The COVID-19 pandemic could further negatively impact our business or results of operations through the temporary closure of our operating locations or those of our customers or suppliers, disrupting scrap metal inflows to our recycling facilities, limiting our ability to process scrap metal through our shredders, inhibiting the manufacture of steel products at our steel mill, reducing retail admissions and parts sales at our auto parts stores, and delaying or preventing deliveries to our customers, among others. In addition, the ability of our employees and our suppliers’ and customers’ employees to work may be significantly impacted by individuals contracting or being exposed to COVID-19, or as a result of prevention and control measures, which may significantly hamper our production throughout the supply chain and constrict sales channels. Our customers may be directly impacted by business curtailments or weak market conditions and may not be willing or able to fulfill their contractual obligations or open letters of credit. We may also experience delays in obtaining letters of credit or processing letter of credit payments due to the impacts of COVID-19 on foreign issuing and U.S. intermediary banks. Furthermore, the progression of and global response to the COVID-19 outbreak has caused and increases the risk of further delays in construction activities and equipment deliveries related to our capital projects, including potential delays in obtaining permits from government agencies. The extent of such delays and other effects of COVID-19 on our capital projects, certain of which are outside of our control, is unknown, but they may impact or delay the timing of anticipated benefits on capital projects.
Our bank credit agreement requires that we maintain certain financial and other covenants. Events resulting from the effects of COVID-19 may negatively impact our ability to comply with these covenants, which has caused us to obtain an amendment temporarily relaxing the consolidated fixed charge coverage ratio, and which could lead us to seek further amendments or waivers from our lenders, limit access to or require accelerated repayment of our existing credit facilities, or require us to pursue alternative financing. We have no assurance that any such alternative financing, if required, could be obtained at terms acceptable to us, or at all, including as a result of the effects of COVID-19 on financial markets at such time.
Because the severity, magnitude and duration of the COVID-19 pandemic and its economic consequences are uncertain, continually changing and difficult to predict, the pandemic’s impacts on our operations and financial performance, as well as its impact on our ability to successfully execute our business strategies and initiatives, remain uncertain and difficult to predict. Further, the ultimate impact of the COVID-19 pandemic on our operations and financial performance depends on many factors that are not within our control, including, but not limited to: governmental, business and individuals’ actions that have been and continue to be taken in response to the pandemic (including restrictions on travel and transport and workforce pressures); the impact of the pandemic and actions taken in response on global and regional economies, travel, and economic activity; the availability of federal, state or local funding programs; general economic uncertainty in key global markets and financial market volatility; global economic conditions and levels of economic growth; and the pace of recovery when the COVID-19 pandemic subsides.
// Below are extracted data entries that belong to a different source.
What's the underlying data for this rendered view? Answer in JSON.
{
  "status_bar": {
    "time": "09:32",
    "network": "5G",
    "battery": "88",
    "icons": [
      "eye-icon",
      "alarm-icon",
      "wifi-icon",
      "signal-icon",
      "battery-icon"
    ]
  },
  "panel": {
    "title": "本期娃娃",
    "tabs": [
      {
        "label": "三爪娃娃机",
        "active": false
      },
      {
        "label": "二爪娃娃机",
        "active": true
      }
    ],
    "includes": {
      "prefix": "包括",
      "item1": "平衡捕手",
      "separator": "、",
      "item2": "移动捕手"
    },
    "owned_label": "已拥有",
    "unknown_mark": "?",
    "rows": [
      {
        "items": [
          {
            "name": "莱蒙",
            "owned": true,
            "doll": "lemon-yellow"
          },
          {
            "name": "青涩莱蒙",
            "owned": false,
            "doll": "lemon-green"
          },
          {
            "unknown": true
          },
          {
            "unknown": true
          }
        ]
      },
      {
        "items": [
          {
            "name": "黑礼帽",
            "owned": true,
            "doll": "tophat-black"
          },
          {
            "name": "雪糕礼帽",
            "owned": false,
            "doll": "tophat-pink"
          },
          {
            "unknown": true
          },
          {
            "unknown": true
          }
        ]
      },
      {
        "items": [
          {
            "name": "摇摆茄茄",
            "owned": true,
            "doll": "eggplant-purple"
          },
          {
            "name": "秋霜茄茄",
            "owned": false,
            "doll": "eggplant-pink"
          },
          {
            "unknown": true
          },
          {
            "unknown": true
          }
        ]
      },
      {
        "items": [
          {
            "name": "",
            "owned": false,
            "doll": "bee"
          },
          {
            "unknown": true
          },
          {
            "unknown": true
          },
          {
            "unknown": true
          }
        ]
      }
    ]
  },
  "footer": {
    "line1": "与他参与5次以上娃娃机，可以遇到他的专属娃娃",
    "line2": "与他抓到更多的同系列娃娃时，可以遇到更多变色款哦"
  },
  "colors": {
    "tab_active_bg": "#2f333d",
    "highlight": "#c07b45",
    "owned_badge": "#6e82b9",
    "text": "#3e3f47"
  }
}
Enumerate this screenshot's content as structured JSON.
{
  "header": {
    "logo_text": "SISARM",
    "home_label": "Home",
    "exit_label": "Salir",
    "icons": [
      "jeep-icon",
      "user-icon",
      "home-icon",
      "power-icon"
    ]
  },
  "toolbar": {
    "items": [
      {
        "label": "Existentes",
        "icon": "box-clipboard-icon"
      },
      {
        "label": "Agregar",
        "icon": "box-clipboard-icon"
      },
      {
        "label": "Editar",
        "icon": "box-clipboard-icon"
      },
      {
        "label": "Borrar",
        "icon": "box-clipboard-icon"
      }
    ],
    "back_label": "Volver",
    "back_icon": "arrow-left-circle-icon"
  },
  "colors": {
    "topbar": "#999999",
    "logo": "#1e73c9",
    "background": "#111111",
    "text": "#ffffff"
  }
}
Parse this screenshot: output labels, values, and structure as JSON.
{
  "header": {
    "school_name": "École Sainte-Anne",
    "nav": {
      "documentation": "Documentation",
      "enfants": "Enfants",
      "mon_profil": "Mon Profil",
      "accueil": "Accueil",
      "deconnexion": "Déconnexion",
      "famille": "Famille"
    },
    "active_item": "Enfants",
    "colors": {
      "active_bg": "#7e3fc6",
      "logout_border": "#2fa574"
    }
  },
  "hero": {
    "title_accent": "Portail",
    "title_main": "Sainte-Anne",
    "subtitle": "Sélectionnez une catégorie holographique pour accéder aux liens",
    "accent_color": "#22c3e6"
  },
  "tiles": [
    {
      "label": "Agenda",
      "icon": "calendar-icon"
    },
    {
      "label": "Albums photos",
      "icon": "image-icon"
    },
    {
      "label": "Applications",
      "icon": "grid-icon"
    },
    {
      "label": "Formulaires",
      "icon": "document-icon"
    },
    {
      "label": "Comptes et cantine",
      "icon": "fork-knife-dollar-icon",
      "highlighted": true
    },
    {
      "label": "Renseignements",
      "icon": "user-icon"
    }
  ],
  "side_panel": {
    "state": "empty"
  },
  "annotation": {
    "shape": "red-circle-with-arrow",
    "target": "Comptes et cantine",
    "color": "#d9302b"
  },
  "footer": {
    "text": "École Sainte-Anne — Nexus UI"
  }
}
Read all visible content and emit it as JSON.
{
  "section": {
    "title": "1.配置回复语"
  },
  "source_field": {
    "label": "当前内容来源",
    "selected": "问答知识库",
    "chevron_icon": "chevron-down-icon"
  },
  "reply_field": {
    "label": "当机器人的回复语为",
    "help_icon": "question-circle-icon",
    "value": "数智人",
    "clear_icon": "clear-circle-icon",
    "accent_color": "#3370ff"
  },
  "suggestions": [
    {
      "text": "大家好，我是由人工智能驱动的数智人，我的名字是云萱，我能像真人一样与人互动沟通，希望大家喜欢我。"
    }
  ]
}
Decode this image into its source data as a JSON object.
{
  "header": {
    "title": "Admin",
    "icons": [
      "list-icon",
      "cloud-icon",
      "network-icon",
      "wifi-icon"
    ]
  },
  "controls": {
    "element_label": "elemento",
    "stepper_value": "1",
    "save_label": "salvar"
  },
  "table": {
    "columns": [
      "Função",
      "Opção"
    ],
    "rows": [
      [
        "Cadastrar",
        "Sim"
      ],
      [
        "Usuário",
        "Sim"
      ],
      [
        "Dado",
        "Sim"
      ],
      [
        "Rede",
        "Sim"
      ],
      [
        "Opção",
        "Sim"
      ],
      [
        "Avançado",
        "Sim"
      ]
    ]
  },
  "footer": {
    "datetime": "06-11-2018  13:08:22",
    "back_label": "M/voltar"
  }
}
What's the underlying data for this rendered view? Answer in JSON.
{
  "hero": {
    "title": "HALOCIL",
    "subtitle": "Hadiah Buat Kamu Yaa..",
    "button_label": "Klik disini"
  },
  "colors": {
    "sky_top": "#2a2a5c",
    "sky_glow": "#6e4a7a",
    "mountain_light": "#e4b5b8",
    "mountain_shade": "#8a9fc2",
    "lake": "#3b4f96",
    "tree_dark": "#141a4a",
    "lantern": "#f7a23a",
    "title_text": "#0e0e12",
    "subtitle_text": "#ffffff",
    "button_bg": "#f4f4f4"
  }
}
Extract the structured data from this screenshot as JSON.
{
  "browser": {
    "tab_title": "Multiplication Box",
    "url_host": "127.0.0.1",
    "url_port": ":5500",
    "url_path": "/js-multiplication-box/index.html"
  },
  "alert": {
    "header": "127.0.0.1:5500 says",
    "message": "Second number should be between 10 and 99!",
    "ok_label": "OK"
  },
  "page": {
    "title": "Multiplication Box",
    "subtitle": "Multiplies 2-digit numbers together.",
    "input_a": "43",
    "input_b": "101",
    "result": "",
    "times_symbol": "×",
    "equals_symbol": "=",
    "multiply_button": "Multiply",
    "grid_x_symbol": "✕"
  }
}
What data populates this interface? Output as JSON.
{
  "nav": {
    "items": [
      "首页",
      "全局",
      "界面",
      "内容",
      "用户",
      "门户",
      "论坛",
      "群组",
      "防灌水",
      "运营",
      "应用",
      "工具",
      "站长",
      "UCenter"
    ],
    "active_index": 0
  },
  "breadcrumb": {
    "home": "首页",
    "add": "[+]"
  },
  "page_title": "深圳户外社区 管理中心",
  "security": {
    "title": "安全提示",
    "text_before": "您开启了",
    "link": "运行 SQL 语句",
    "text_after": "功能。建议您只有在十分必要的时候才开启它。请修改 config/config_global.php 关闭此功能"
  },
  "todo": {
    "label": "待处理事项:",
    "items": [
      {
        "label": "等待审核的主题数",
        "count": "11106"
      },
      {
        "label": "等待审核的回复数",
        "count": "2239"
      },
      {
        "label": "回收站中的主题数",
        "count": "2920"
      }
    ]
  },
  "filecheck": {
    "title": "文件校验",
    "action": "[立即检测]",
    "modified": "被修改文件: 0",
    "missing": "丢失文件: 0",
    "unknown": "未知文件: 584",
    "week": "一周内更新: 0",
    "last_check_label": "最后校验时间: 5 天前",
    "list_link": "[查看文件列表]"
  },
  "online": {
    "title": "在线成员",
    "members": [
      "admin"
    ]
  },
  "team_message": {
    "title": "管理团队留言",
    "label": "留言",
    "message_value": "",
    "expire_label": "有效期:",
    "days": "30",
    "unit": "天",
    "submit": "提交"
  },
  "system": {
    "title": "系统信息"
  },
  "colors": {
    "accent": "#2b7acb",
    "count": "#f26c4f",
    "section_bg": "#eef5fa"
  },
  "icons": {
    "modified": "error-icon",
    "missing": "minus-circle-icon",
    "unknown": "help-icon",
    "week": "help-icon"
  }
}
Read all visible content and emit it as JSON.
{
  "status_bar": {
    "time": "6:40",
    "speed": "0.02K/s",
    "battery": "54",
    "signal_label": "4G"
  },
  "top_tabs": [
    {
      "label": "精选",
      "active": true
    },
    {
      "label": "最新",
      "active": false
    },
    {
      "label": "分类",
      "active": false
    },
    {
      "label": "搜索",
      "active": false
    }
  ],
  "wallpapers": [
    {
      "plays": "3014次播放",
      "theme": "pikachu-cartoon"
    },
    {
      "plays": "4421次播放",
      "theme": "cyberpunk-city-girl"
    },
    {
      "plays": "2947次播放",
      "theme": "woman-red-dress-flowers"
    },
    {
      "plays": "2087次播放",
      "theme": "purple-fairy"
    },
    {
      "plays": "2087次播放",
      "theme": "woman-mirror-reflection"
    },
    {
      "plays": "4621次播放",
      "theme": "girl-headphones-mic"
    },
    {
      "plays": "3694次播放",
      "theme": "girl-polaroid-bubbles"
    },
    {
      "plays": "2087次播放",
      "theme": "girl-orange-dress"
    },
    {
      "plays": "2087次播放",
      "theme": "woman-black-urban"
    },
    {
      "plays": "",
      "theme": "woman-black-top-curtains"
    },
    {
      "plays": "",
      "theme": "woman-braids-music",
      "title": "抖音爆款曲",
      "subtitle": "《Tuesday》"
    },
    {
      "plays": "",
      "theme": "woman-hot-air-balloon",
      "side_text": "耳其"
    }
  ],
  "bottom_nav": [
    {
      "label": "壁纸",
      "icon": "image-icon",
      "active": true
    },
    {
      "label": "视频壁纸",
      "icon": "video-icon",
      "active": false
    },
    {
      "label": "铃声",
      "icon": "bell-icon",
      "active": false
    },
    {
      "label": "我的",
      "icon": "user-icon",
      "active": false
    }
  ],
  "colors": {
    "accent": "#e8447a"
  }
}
While we expect the COVID-19 pandemic to continue to negatively impact our results of operations, cash flows and financial position, the current level of uncertainty over the economic and operational impacts of COVID-19 means the related financial impact cannot be reasonably estimated at this time.
Potential costs related to the environmental cleanup of Portland Harbor may be material to our financial position and liquidity
In December 2000, we were notified by the United States Environmental Protection Agency (“EPA”) under the Comprehensive Environmental Response, Compensation and Liability Act (“CERCLA”) that we are one of the potentially responsible parties (“PRPs”) that owns or operates or formerly owned or operated sites which are part of or adjacent to the Portland Harbor Superfund site (the “Site”). The precise nature and extent of any cleanup of any specific areas within the Site, the parties to be involved, the timing of any specific remedial action and the allocation of the costs for any cleanup among responsible parties have not yet been determined. The process of site investigation, remedy selection, identification of additional PRPs and allocation of costs has been underway for a number of years, but significant uncertainties remain. It is unclear to what extent we will be liable for environmental costs or natural resource damage claims or third party contribution or damage claims with respect to the Site.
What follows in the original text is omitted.